Sentado na primeira fila do
mesmo Teatro de Arena Eugênio
Kusnet, na região central da cidade, o ator e dramaturgo Gianfrancesco Guarnieri, 85, assistiu ao esquete montado por estudantes
com a última cena da peça. Vê-se
o personagem Tião, "filho fura-greve" que discorda da pregação
comunista do pai, Otávio, defensor da liberdade sindical e com
ojeriza a "pelegos".
Guarnieri interpretou tanto um
quanto o outro. No palco, aos 24
anos, fazia o papel do filho e ainda
não exibia o basto bigode, à Lech
Walesa, como o faria quase três
décadas depois, agora na pele do
pai, em versão para cinema de
"Eles Não Usam Black-Tie"
(1981), de Leon Hirszman.
Entre as 133 pessoas que ocuparam todos os lugares da platéia
-sem contar aquelas que se acomodaram no chão-, estavam
amigos que foram cúmplices da
histórica montagem de 1958,
aquela que tomou o trabalhador
como tema nobre na dramaturgia, conforme o crítico Décio de
Almeida Prado (1917-2000) observou à época.

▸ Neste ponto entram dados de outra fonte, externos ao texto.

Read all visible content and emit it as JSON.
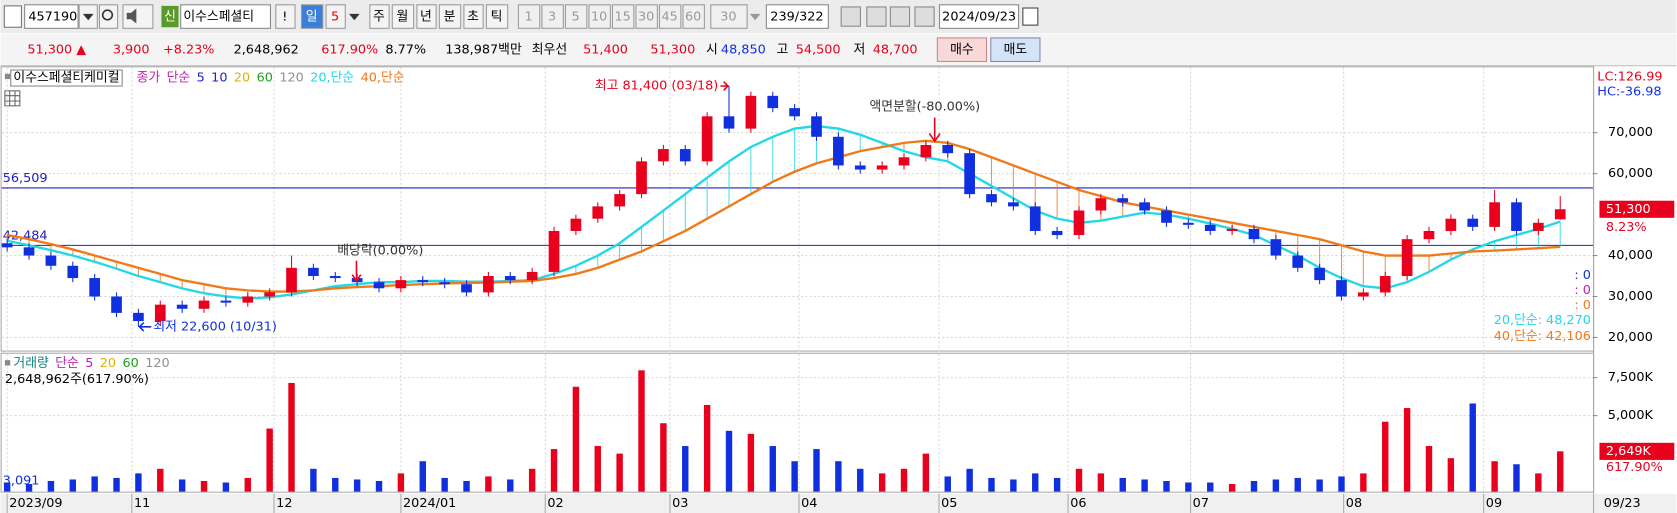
{
  "toolbar": {
    "code": "457190",
    "badge": "신",
    "name": "이수스페셜티",
    "alert": "!",
    "periods": [
      "일",
      "5",
      "주",
      "월",
      "년",
      "분",
      "초",
      "틱"
    ],
    "intervals": [
      "1",
      "3",
      "5",
      "10",
      "15",
      "30",
      "45",
      "60",
      "30"
    ],
    "count": "239/322",
    "date": "2024/09/23"
  },
  "quote": {
    "price": "51,300 ▲",
    "change": "3,900",
    "change_pct": "+8.23%",
    "volume": "2,648,962",
    "volume_ratio": "617.90%",
    "turnover": "8.77%",
    "amount": "138,987백만",
    "best_label": "최우선",
    "best_ask": "51,400",
    "best_bid": "51,300",
    "open_label": "시",
    "open": "48,850",
    "high_label": "고",
    "high": "54,500",
    "low_label": "저",
    "low": "48,700",
    "buy": "매수",
    "sell": "매도"
  },
  "chart_data": [
    {
      "type": "candlestick",
      "legend": [
        {
          "text": "이수스페셜티케미컬",
          "color": "#000000"
        },
        {
          "text": "종가",
          "color": "#c020b0"
        },
        {
          "text": "단순",
          "color": "#c020b0"
        },
        {
          "text": "5",
          "color": "#2020d0"
        },
        {
          "text": "10",
          "color": "#2020d0"
        },
        {
          "text": "20",
          "color": "#e0b000"
        },
        {
          "text": "60",
          "color": "#20a020"
        },
        {
          "text": "120",
          "color": "#909090"
        }
      ],
      "open": [
        43000,
        42000,
        40000,
        37500,
        34500,
        30000,
        26000,
        24000,
        28000,
        27000,
        29000,
        28500,
        30000,
        31000,
        37000,
        35000,
        34500,
        33500,
        32000,
        34000,
        33500,
        33000,
        31000,
        35000,
        34000,
        36000,
        46000,
        49000,
        52000,
        55000,
        63000,
        66000,
        63000,
        74000,
        71000,
        79000,
        76000,
        74000,
        69000,
        62000,
        61000,
        62000,
        64000,
        67000,
        65000,
        55000,
        53000,
        52000,
        46000,
        45000,
        51000,
        54000,
        53000,
        51000,
        48000,
        47500,
        46000,
        46500,
        44000,
        40000,
        37000,
        34000,
        30000,
        31000,
        35000,
        44000,
        46000,
        49000,
        47000,
        53000,
        46000,
        48850
      ],
      "high": [
        44000,
        43000,
        41000,
        38500,
        35500,
        31000,
        27000,
        29000,
        29000,
        30000,
        30000,
        31000,
        32000,
        40000,
        38000,
        36000,
        35500,
        34500,
        35000,
        35000,
        34500,
        34000,
        36000,
        36000,
        37000,
        47000,
        50000,
        53000,
        56000,
        64000,
        67000,
        67000,
        75000,
        81400,
        80000,
        80000,
        77000,
        75000,
        70000,
        63000,
        63000,
        65000,
        68000,
        68000,
        66000,
        56000,
        54000,
        53000,
        47000,
        52000,
        55000,
        55000,
        54000,
        52000,
        49000,
        48500,
        47500,
        47500,
        45000,
        41000,
        38000,
        35000,
        32000,
        36000,
        45000,
        47000,
        50000,
        50000,
        56000,
        54000,
        49000,
        54500
      ],
      "low": [
        41000,
        39000,
        36500,
        33500,
        29000,
        25000,
        22600,
        23000,
        26000,
        26000,
        27500,
        27500,
        29000,
        30000,
        34000,
        33500,
        32500,
        31000,
        31000,
        32500,
        32000,
        30000,
        30000,
        33000,
        33000,
        35000,
        45000,
        48000,
        51000,
        54000,
        62000,
        62000,
        62000,
        70000,
        70000,
        75000,
        73000,
        68000,
        61000,
        60000,
        60000,
        61000,
        63000,
        64000,
        54000,
        52000,
        51000,
        45000,
        44000,
        44000,
        50000,
        52000,
        50000,
        47000,
        46500,
        45000,
        45000,
        43000,
        39000,
        36000,
        33000,
        29000,
        29000,
        30000,
        34000,
        43000,
        45000,
        46000,
        46000,
        45000,
        45000,
        48700
      ],
      "close": [
        42000,
        40000,
        37500,
        34500,
        30000,
        26000,
        24000,
        28000,
        27000,
        29000,
        28500,
        30000,
        31000,
        37000,
        35000,
        34500,
        33500,
        32000,
        34000,
        33500,
        33000,
        31000,
        35000,
        34000,
        36000,
        46000,
        49000,
        52000,
        55000,
        63000,
        66000,
        63000,
        74000,
        71000,
        79000,
        76000,
        74000,
        69000,
        62000,
        61000,
        62000,
        64000,
        67000,
        65000,
        55000,
        53000,
        52000,
        46000,
        45000,
        51000,
        54000,
        53000,
        51000,
        48000,
        47500,
        46000,
        46500,
        44000,
        40000,
        37000,
        34000,
        30000,
        31000,
        35000,
        44000,
        46000,
        49000,
        47000,
        53000,
        46000,
        48000,
        51300
      ],
      "up_color": "#e8001c",
      "down_color": "#1030e0",
      "series": [
        {
          "name": "20,단순",
          "color": "#22d8e8",
          "values": [
            43600,
            42500,
            41300,
            40000,
            38500,
            36800,
            35000,
            33500,
            32000,
            30800,
            30000,
            29500,
            29800,
            30500,
            31500,
            32500,
            33000,
            33500,
            33500,
            33800,
            33800,
            33600,
            33600,
            33800,
            34000,
            35500,
            37500,
            40000,
            43000,
            47000,
            51000,
            55000,
            59000,
            63000,
            66500,
            69000,
            71000,
            71600,
            71000,
            69500,
            67500,
            65500,
            64000,
            63000,
            60000,
            57000,
            54000,
            51000,
            49000,
            48000,
            48500,
            49500,
            50500,
            50000,
            49000,
            47800,
            46500,
            45000,
            42500,
            40000,
            37000,
            34500,
            32500,
            32000,
            33500,
            36000,
            39000,
            41500,
            43500,
            45000,
            46500,
            48270
          ]
        },
        {
          "name": "40,단순",
          "color": "#f07a1a",
          "values": [
            45000,
            44000,
            42800,
            41500,
            40000,
            38500,
            37000,
            35500,
            34000,
            33000,
            32000,
            31500,
            31200,
            31200,
            31500,
            32000,
            32300,
            32500,
            32800,
            33000,
            33200,
            33300,
            33400,
            33600,
            33800,
            34500,
            35500,
            37000,
            39000,
            41000,
            43500,
            46000,
            49000,
            52000,
            55000,
            58000,
            60500,
            62500,
            64000,
            65500,
            66500,
            67500,
            68000,
            67500,
            66000,
            64000,
            62000,
            60000,
            58000,
            56000,
            54500,
            53000,
            52000,
            51000,
            50000,
            49000,
            48000,
            47000,
            46000,
            45000,
            44000,
            42500,
            41000,
            40000,
            40000,
            40000,
            40500,
            41000,
            41200,
            41500,
            41800,
            42106
          ]
        }
      ],
      "series_labels": [
        "20,단순: 48,270",
        "40,단순: 42,106"
      ],
      "side_marks": [
        ": 0",
        ": 0",
        ": 0"
      ],
      "levels": [
        {
          "value": 56509,
          "label": "56,509",
          "color": "#2020c0"
        },
        {
          "value": 42484,
          "label": "42,484",
          "color": "#2020c0"
        }
      ],
      "annotations": [
        "최고 81,400 (03/18)",
        "최저 22,600 (10/31)",
        "배당락(0.00%)",
        "액면분할(-80.00%)"
      ],
      "corner_labels": [
        "LC:126.99",
        "HC:-36.98"
      ],
      "last_label": {
        "value": 51300,
        "label": "51,300"
      },
      "last_change": "8.23%",
      "last_date": "09/23",
      "xlim": [
        -0.3,
        72.5
      ],
      "xticks": [
        {
          "value": 0,
          "label": "2023/09"
        },
        {
          "value": 5.7,
          "label": "11"
        },
        {
          "value": 12.2,
          "label": "12"
        },
        {
          "value": 18,
          "label": "2024/01"
        },
        {
          "value": 24.6,
          "label": "02"
        },
        {
          "value": 30.3,
          "label": "03"
        },
        {
          "value": 36.2,
          "label": "04"
        },
        {
          "value": 42.6,
          "label": "05"
        },
        {
          "value": 48.5,
          "label": "06"
        },
        {
          "value": 54.1,
          "label": "07"
        },
        {
          "value": 61.1,
          "label": "08"
        },
        {
          "value": 67.5,
          "label": "09"
        }
      ],
      "ylim": [
        16800,
        85700
      ],
      "yticks": [
        {
          "value": 20000,
          "label": "20,000"
        },
        {
          "value": 30000,
          "label": "30,000"
        },
        {
          "value": 40000,
          "label": "40,000"
        },
        {
          "value": 60000,
          "label": "60,000"
        },
        {
          "value": 70000,
          "label": "70,000"
        }
      ],
      "grid": true
    },
    {
      "type": "bar",
      "legend": [
        {
          "text": "거래량",
          "color": "#108080"
        },
        {
          "text": "단순",
          "color": "#c020b0"
        },
        {
          "text": "5",
          "color": "#c020b0"
        },
        {
          "text": "20",
          "color": "#e0b000"
        },
        {
          "text": "60",
          "color": "#20a020"
        },
        {
          "text": "120",
          "color": "#909090"
        }
      ],
      "subtitle": "2,648,962주(617.90%)",
      "left_label": "3,091",
      "values": [
        600000,
        500000,
        700000,
        800000,
        1000000,
        900000,
        1200000,
        1500000,
        800000,
        700000,
        600000,
        900000,
        4150000,
        7150000,
        1500000,
        900000,
        800000,
        700000,
        1200000,
        2000000,
        900000,
        700000,
        1000000,
        800000,
        1500000,
        2800000,
        6900000,
        3000000,
        2500000,
        7980000,
        4500000,
        3000000,
        5700000,
        4000000,
        3800000,
        3000000,
        2000000,
        2800000,
        2000000,
        1500000,
        1200000,
        1500000,
        2500000,
        1000000,
        1500000,
        900000,
        800000,
        1200000,
        900000,
        1500000,
        1200000,
        900000,
        800000,
        700000,
        600000,
        600000,
        500000,
        700000,
        800000,
        900000,
        800000,
        1000000,
        1200000,
        4600000,
        5500000,
        3000000,
        2200000,
        5800000,
        2000000,
        1800000,
        1200000,
        2648962
      ],
      "last_label": {
        "value": 2648962,
        "label": "2,649K"
      },
      "last_change": "617.90%",
      "ylim": [
        0,
        9000000
      ],
      "yticks": [
        {
          "value": 5000000,
          "label": "5,000K"
        },
        {
          "value": 7500000,
          "label": "7,500K"
        }
      ],
      "grid": true
    }
  ]
}
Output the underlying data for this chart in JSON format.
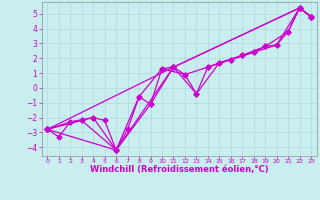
{
  "xlabel": "Windchill (Refroidissement éolien,°C)",
  "background_color": "#c8eef0",
  "grid_color": "#b0d8dc",
  "line_color": "#cc00cc",
  "xlim": [
    -0.5,
    23.5
  ],
  "ylim": [
    -4.6,
    5.8
  ],
  "yticks": [
    -4,
    -3,
    -2,
    -1,
    0,
    1,
    2,
    3,
    4,
    5
  ],
  "xticks": [
    0,
    1,
    2,
    3,
    4,
    5,
    6,
    7,
    8,
    9,
    10,
    11,
    12,
    13,
    14,
    15,
    16,
    17,
    18,
    19,
    20,
    21,
    22,
    23
  ],
  "series_main": [
    [
      0,
      -2.8
    ],
    [
      1,
      -3.3
    ],
    [
      2,
      -2.3
    ],
    [
      3,
      -2.2
    ],
    [
      4,
      -2.0
    ],
    [
      5,
      -2.2
    ],
    [
      6,
      -4.2
    ],
    [
      7,
      -2.8
    ],
    [
      8,
      -0.6
    ],
    [
      9,
      -1.1
    ],
    [
      10,
      1.3
    ],
    [
      11,
      1.4
    ],
    [
      12,
      0.9
    ],
    [
      13,
      -0.4
    ],
    [
      14,
      1.4
    ],
    [
      15,
      1.7
    ],
    [
      16,
      1.9
    ],
    [
      17,
      2.2
    ],
    [
      18,
      2.4
    ],
    [
      19,
      2.8
    ],
    [
      20,
      2.9
    ],
    [
      21,
      3.8
    ],
    [
      22,
      5.4
    ],
    [
      23,
      4.8
    ]
  ],
  "series_smooth1": [
    [
      0,
      -2.8
    ],
    [
      2,
      -2.3
    ],
    [
      4,
      -2.0
    ],
    [
      6,
      -4.2
    ],
    [
      8,
      -0.6
    ],
    [
      10,
      1.3
    ],
    [
      12,
      0.9
    ],
    [
      14,
      1.4
    ],
    [
      16,
      1.9
    ],
    [
      18,
      2.4
    ],
    [
      20,
      2.9
    ],
    [
      22,
      5.4
    ],
    [
      23,
      4.8
    ]
  ],
  "series_smooth2": [
    [
      0,
      -2.8
    ],
    [
      3,
      -2.2
    ],
    [
      6,
      -4.2
    ],
    [
      9,
      -1.1
    ],
    [
      11,
      1.4
    ],
    [
      13,
      -0.4
    ],
    [
      15,
      1.7
    ],
    [
      17,
      2.2
    ],
    [
      19,
      2.8
    ],
    [
      21,
      3.8
    ],
    [
      22,
      5.4
    ],
    [
      23,
      4.8
    ]
  ],
  "series_trend": [
    [
      0,
      -2.8
    ],
    [
      6,
      -4.2
    ],
    [
      11,
      1.4
    ],
    [
      22,
      5.4
    ],
    [
      23,
      4.8
    ]
  ],
  "series_trend2": [
    [
      0,
      -2.8
    ],
    [
      11,
      1.4
    ],
    [
      22,
      5.4
    ],
    [
      23,
      4.8
    ]
  ]
}
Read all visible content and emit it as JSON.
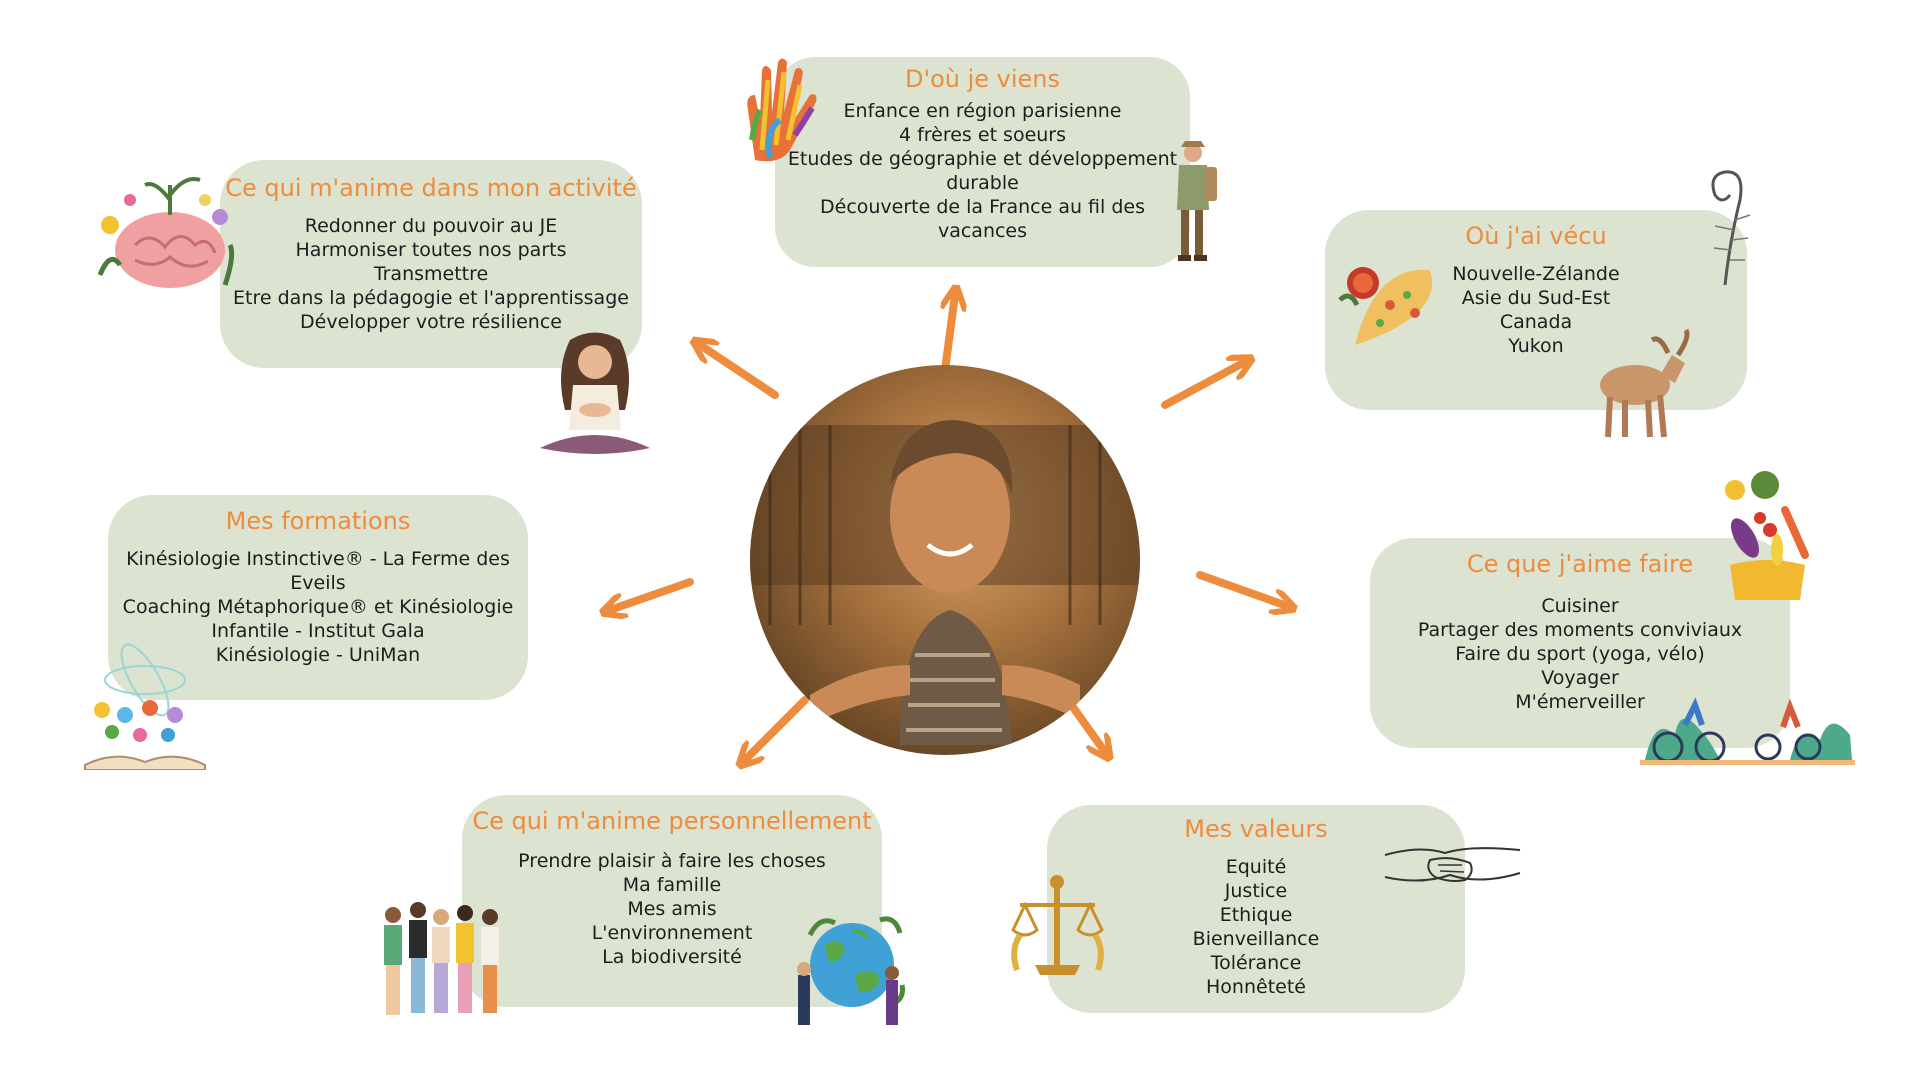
{
  "colors": {
    "card_bg": "#dde3d1",
    "title": "#ec8c3c",
    "arrow": "#ec8c3c",
    "text": "#1e1e1e"
  },
  "center": {
    "photo": "portrait-photo"
  },
  "cards": {
    "origin": {
      "title": "D'où je viens",
      "items": [
        "Enfance en région parisienne",
        "4 frères et soeurs",
        "Etudes de géographie et développement",
        "durable",
        "Découverte de la France au fil des",
        "vacances"
      ]
    },
    "activity": {
      "title": "Ce qui m'anime dans mon activité",
      "items": [
        "Redonner du pouvoir au JE",
        "Harmoniser toutes nos parts",
        "Transmettre",
        "Etre dans la pédagogie et l'apprentissage",
        "Développer votre résilience"
      ]
    },
    "lived": {
      "title": "Où j'ai vécu",
      "items": [
        "Nouvelle-Zélande",
        "Asie du Sud-Est",
        "Canada",
        "Yukon"
      ]
    },
    "training": {
      "title": "Mes formations",
      "items": [
        "Kinésiologie Instinctive® - La Ferme des",
        "Eveils",
        "Coaching Métaphorique® et Kinésiologie",
        "Infantile - Institut Gala",
        "Kinésiologie - UniMan"
      ]
    },
    "hobbies": {
      "title": "Ce que j'aime faire",
      "items": [
        "Cuisiner",
        "Partager des moments conviviaux",
        "Faire du sport (yoga, vélo)",
        "Voyager",
        "M'émerveiller"
      ]
    },
    "personal": {
      "title": "Ce qui m'anime personnellement",
      "items": [
        "Prendre plaisir à faire les choses",
        "Ma famille",
        "Mes amis",
        "L'environnement",
        "La biodiversité"
      ]
    },
    "values": {
      "title": "Mes valeurs",
      "items": [
        "Equité",
        "Justice",
        "Ethique",
        "Bienveillance",
        "Tolérance",
        "Honnêteté"
      ]
    }
  }
}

"E isso foi feito sem demagogia,
sem distorção do aspecto artístico-literário", concorda o crítico literário Antonio Candido, 82. "Ele
conseguiu o mais difícil: conciliar
a verdade social do tema com a
excelência literária do texto."
José Renato, 74, que dirigiu a
primeira montagem, revela que
seu "namoro" com o então rapazote de 24 anos, que vinha da militância estudantil e tinha gana de
mudar o mundo, não foi mar de
rosas. "Tivemos muitas divergências, discussões e abraços", afirma
o encenador.
A atriz Lélia Abramo, 89, que interpretou Romana (a mãe de
Tião) em 1958, disse que havia
preparado um discurso entusiasta para o amigo, mas esmoreceu
ao longo daquela quinta-feira agitada."Na época, acreditávamos
que as denúncias serviriam para
alguma coisa, mas infelizmente
não avançamos nenhum passo",
diz.
Guarnieri, que foi homenageado pelo instituto Maurício Grabóis, discorda. Apesar da consciência dos abismos sociais (e
consciência de que também não
compactua com o panfleto pelo
panfleto), mostra-se otimista.
"No final da primeira apresentação, em 22 de fevereiro de 1958,
eu subi numa cadeira, lá no camarim, e fiz um discurso solene dizendo que jamais abandonaria as
idéias que me nortearam durante
a criação daquela peça", afirma.
O diretor César Vieira, 58, do
grupo Teatro União e Olho Vivo,
resume: "Guarnieri não fez uma
guinada para a esquerda, mas para o humanismo".